Brauman’a göre, Sudan’ın Darfur bölgesinde günümüzde yaşanan insanlık dramına, işlenen toplu kıyım, iğfal, tehcir suçlarına soykırım yaftası takılarak araçlaştırılıyor bugün. ABD’de farklı gruplar kendi iç çatışmalarına malzeme yapmak için Darfur’da yaşanan insanlık dramını, soykırım kavramı çerçevesinde kullanıyorlar.
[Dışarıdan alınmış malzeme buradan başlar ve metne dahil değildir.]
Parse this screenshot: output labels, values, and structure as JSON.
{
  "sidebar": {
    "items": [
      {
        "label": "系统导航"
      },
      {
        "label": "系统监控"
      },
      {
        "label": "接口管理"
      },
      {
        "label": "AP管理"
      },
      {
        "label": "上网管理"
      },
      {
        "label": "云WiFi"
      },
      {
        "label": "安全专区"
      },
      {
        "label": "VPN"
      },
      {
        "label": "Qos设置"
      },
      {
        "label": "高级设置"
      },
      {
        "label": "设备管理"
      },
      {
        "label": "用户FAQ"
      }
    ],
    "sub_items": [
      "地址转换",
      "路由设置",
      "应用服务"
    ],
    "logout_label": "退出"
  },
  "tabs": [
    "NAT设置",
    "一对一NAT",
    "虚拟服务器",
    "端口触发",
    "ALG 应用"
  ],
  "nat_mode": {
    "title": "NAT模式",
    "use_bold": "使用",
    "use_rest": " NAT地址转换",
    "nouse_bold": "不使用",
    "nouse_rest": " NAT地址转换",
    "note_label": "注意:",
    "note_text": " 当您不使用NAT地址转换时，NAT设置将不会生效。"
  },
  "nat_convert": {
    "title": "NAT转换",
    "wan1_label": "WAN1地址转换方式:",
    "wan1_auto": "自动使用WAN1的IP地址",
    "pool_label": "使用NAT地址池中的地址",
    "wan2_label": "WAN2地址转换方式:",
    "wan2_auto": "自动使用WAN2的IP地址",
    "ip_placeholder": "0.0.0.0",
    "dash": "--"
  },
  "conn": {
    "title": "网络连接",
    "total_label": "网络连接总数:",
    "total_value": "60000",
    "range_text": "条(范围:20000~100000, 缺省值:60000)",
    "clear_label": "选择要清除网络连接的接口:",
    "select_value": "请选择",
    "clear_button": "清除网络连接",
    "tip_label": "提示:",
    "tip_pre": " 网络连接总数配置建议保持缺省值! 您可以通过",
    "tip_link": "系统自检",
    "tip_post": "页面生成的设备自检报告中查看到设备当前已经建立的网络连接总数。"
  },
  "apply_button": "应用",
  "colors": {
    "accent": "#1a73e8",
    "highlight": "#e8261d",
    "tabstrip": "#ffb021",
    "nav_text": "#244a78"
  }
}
La Haye mahkemesinin Krstic’e karşı aldığı kararın içtihatlaşması durumunda, kitlesel katliam girişimlerinin, iki etnik grup arasında yaşanan şiddetli çatışmalar sırasında yapılan insanlık dışı eylemlerin hepsinin soykırım statüsüne girme riski gerçekten var. Bu durumda, kendi başına her biri çok ağır bir suç damgasıyla dağlanmış olsalar bile, “soykırımların sıradanlaşması” ve zaman içinde insanlığın tasavvur etmesi bile mümkün olmayan bir insan ve insanlık dışı eylemi soykırım kavramının münhasıran tanımlayamaz olması mümkün.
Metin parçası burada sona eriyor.